My husband and I had a “spat” last night… yup, the good ‘ole grab-the-keys-and-stomp-out-of-the-room kind… and nope, I’m not the one who fled‑he did. It had to do with laundering clothes. He is in the habit of grabbing all of the washables, and by the armload, dumping them onto the patio (which is where our washer and dryer are situated). Then, as the clothes leisurely make their way through the wash, spin and rinse cycles, and the fluff and dry cycles, aided and abetted by said husband, days (usually at least a week) transpire. By this time, a number of my more choice clothing pieces have sustained weather damage. Who’d think that a bit of sun and wind will do anything? It’s not like it’s winter… or there’s torrential rain, and yet, a favorite corduroy top has become sun-bleached through this process, not to mention the many clothes that have become ripped in the overladen washing machine, or shrunk beyond recognition in the dryer. Ah yes… the struggle of laundry. And folks at work wonder why my “business appropriate” clothing is not quite up to snuff.

So… last night, as he was dragging the laundry hampers outside onto the patio, I stopped him. I asked him to sort out enough laundry for a load and to do a load at a time.

[A tangent here: why is it that the most intelligent people somehow manage to revert to the hamster-running-‘round-on-the-wheel instinct when they do some things? Why are we all so resistant to doing things in a way different from what we’ve become accustomed to, no matter how ‘outgrown’ the process, even if we may perhaps recognize the logic behind the newly introduced way? My parents taught me to do things in a certain way. It was of their opinion that they’d pretty much exhausted all possibilities and come up with the best way. More often than not (having tried the other alternatives), I’d have to say that they were right, and conceded to their greater wisdom, through trial and error. Why work hard when you can work smart?]

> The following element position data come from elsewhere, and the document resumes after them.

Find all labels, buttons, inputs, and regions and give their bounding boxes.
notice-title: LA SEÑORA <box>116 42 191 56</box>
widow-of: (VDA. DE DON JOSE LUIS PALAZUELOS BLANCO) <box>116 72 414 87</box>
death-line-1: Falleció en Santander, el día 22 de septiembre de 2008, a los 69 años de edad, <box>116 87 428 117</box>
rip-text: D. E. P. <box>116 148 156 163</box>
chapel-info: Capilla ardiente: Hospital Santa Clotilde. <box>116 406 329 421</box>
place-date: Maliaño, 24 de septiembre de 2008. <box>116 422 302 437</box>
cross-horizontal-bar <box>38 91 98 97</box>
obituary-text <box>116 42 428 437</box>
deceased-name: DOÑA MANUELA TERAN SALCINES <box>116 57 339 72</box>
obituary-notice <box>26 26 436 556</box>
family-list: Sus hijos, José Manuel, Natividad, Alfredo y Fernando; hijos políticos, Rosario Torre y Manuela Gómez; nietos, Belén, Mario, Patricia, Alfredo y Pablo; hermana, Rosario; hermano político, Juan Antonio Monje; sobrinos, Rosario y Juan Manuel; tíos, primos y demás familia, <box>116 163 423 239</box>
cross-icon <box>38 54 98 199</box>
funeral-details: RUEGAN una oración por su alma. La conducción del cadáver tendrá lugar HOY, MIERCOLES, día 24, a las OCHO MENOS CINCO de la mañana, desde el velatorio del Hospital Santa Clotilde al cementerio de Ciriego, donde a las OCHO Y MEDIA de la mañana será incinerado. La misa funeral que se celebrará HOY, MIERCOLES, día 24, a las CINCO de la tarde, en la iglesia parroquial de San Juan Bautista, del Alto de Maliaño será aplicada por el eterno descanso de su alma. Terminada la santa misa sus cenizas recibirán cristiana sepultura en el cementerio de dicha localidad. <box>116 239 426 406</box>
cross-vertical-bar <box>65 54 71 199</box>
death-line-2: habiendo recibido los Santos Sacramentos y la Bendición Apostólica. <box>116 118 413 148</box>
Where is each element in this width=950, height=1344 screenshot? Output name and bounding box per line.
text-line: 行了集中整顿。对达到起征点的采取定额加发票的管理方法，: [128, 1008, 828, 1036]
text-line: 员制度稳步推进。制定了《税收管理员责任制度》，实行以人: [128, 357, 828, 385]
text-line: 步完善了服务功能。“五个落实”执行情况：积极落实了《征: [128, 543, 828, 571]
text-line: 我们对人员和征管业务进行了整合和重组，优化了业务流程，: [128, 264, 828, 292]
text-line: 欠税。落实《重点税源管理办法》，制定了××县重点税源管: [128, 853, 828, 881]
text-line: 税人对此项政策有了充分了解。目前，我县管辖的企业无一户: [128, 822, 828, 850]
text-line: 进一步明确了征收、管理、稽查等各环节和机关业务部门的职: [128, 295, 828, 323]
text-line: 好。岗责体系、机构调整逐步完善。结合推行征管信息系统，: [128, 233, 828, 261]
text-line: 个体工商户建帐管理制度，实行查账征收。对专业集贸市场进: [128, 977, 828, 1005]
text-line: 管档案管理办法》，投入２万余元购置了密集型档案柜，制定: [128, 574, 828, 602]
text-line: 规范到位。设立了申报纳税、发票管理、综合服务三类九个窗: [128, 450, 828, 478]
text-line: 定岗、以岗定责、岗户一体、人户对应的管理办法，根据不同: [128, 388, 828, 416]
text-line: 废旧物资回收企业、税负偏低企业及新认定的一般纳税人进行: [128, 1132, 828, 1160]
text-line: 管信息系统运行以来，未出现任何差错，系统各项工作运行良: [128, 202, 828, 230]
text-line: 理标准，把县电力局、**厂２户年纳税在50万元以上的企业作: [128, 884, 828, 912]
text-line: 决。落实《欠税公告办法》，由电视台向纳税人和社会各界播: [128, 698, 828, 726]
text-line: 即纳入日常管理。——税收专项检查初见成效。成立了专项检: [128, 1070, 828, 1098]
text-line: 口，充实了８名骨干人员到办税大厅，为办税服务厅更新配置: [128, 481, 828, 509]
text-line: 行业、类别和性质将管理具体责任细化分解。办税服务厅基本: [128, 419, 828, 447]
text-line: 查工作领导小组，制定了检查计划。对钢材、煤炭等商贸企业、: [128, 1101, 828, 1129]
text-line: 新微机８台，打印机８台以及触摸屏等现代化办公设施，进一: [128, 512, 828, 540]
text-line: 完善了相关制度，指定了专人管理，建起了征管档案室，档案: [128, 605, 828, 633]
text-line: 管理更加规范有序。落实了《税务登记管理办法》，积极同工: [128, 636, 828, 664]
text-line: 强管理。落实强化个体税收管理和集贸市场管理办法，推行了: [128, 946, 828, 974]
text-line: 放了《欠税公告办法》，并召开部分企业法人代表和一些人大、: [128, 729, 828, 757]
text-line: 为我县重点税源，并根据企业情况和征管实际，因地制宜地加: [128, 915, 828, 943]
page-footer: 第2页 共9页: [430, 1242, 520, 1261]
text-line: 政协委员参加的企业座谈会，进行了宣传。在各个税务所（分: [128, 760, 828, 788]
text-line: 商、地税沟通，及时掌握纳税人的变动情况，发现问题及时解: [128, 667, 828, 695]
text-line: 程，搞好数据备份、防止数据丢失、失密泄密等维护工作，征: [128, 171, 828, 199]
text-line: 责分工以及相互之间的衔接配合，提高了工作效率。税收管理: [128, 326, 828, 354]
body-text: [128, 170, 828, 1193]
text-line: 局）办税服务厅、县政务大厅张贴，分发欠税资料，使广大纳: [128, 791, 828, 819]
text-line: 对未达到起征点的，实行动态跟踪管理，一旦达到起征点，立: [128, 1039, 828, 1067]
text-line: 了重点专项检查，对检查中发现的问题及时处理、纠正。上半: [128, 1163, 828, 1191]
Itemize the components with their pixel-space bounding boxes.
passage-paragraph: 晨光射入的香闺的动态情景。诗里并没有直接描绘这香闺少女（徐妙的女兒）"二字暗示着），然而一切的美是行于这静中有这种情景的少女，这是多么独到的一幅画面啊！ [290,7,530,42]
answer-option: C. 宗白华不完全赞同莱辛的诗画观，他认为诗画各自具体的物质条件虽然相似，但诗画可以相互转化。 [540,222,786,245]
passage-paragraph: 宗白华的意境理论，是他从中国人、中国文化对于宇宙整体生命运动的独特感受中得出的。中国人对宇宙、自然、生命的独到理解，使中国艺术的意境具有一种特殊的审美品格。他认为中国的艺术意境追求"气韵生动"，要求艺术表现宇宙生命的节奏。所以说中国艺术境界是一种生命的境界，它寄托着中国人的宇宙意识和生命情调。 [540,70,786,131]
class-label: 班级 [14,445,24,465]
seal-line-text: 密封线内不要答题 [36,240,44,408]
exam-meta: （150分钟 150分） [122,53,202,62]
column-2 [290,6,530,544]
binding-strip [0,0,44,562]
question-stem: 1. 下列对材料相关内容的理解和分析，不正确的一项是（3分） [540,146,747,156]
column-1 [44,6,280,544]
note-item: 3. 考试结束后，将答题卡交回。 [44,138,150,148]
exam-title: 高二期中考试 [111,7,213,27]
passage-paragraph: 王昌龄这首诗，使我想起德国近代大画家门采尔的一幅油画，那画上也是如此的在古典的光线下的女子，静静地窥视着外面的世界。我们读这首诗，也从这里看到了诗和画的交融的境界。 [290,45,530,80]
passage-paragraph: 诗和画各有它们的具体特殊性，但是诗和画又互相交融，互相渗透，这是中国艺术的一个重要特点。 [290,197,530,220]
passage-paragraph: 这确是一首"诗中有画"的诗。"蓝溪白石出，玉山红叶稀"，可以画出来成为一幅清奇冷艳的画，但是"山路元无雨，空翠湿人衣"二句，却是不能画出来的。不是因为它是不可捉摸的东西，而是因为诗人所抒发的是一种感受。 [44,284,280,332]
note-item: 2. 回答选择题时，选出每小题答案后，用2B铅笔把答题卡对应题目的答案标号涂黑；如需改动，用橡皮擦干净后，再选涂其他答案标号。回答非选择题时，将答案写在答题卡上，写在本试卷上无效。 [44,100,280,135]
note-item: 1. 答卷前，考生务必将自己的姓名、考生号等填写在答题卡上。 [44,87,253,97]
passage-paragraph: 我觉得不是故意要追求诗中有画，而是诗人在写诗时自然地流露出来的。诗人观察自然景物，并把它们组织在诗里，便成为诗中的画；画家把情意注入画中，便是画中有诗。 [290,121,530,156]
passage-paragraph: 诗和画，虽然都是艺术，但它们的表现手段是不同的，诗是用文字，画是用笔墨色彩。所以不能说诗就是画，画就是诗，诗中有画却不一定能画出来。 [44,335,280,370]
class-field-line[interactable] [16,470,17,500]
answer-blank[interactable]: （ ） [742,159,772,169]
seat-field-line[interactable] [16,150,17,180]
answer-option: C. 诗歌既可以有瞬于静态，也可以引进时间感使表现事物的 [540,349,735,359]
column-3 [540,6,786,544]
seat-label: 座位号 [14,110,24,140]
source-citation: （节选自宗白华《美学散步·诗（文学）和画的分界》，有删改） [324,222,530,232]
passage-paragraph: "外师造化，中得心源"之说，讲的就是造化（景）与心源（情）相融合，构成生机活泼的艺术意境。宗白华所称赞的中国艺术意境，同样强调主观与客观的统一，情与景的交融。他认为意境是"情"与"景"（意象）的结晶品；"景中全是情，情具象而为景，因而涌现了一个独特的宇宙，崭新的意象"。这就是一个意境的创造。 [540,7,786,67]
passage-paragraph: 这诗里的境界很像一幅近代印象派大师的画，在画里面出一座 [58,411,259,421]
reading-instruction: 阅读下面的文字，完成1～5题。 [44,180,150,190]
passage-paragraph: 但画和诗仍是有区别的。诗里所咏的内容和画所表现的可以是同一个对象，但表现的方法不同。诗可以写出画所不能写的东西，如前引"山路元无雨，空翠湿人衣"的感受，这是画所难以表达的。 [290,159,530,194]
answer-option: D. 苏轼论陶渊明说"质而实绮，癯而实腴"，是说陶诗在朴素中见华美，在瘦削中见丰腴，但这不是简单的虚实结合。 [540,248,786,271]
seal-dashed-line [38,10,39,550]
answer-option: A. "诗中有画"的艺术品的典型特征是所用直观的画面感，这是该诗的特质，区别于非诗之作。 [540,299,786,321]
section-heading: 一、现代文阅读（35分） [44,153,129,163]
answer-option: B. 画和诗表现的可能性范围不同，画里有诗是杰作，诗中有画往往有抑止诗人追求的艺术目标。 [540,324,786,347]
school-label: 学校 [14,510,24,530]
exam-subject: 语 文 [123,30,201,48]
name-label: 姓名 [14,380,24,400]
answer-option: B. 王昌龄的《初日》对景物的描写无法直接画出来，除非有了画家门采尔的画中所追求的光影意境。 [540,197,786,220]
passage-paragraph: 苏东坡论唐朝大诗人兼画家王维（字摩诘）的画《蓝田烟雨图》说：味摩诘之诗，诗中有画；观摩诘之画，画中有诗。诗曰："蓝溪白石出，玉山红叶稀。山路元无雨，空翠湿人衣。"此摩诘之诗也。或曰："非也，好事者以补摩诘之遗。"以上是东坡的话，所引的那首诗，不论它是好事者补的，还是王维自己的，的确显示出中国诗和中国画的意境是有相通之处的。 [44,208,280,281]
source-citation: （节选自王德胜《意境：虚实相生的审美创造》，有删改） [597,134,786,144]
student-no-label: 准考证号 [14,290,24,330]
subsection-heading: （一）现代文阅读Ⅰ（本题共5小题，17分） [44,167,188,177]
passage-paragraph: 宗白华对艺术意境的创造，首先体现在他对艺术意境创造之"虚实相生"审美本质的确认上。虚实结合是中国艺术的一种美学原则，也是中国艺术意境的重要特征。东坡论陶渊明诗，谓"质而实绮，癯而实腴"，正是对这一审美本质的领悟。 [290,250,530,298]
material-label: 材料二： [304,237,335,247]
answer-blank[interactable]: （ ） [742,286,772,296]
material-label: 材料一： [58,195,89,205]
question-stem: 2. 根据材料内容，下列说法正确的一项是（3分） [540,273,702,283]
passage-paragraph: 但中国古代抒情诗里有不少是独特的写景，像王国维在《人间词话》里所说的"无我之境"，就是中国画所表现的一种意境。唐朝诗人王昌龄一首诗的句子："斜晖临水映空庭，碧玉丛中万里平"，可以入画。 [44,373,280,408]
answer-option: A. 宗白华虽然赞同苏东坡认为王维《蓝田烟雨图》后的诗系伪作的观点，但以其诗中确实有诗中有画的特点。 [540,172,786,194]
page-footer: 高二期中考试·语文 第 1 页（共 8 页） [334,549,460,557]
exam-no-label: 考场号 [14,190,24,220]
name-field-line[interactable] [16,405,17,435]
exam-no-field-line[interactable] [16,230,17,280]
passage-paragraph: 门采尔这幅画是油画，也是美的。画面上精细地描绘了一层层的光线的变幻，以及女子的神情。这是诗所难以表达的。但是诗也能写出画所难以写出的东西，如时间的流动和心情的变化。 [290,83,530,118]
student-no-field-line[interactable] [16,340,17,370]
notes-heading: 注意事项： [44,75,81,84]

He told me to stuff it (or at least that’s what my son said he told me, because I was halfway down the hall, hauling back the hamper into the bathroom and must have missed that remark, or maybe I’ve become desensitized, who could tell?). Then he did the grab-the-keys thing and disappeared. At least a half hour must have elapsed before I decided to track him down. The cell phone went directly into voicemail, so I made my way down the stairs in search of his truck. He was in the garage, installing the bike hooks he’d purchased about three weeks ago and clearing up the garage area. I told him that the scene we just had was lame; he said something about everything always having to be done the way I want; I said something about him never listening to what I ask and then was at a loss for further words. This is the way our conversations go. They’ve gone this way for as long as I can remember, even in therapy. The therapist had said that we don’t listen to each other. No shit.

When we were first married, he humored me every Saturday by assisting me with the cleaning. I’d tell him what his part was, and then he’d do it. I’d go so far as to demonstrate and pick out which cleaning products were to be used. At first he protested that I was being too controlling, that if it wasn’t done my way, it wasn’t done right. So, I’d bite my lip and let him have at it, and then sometimes, discretely, tidy up behind him. After several months of this, he decided one Saturday morning to inform me that weekends were play time, and that this cleaning business was seriously cutting into his leisure time, and so, he wasn’t going to do it anymore. I was floored. What does one say to that? I pondered whether I was maybe a bit too much of a clean freak (which, incidentally, I was cured of, if that was ever the case). Apparently the concept of “cleanliness is next to Godliness” was never hammered into his psyche. Nor did he have a mother who followed him into his room with gloves to see if the dusting had been properly done.

Hmmm… so… married couples are supposed to have longer lifespans, eh? Perhaps the aggravation keeps the heart pumping, when aerobic exercise ceases to be an option.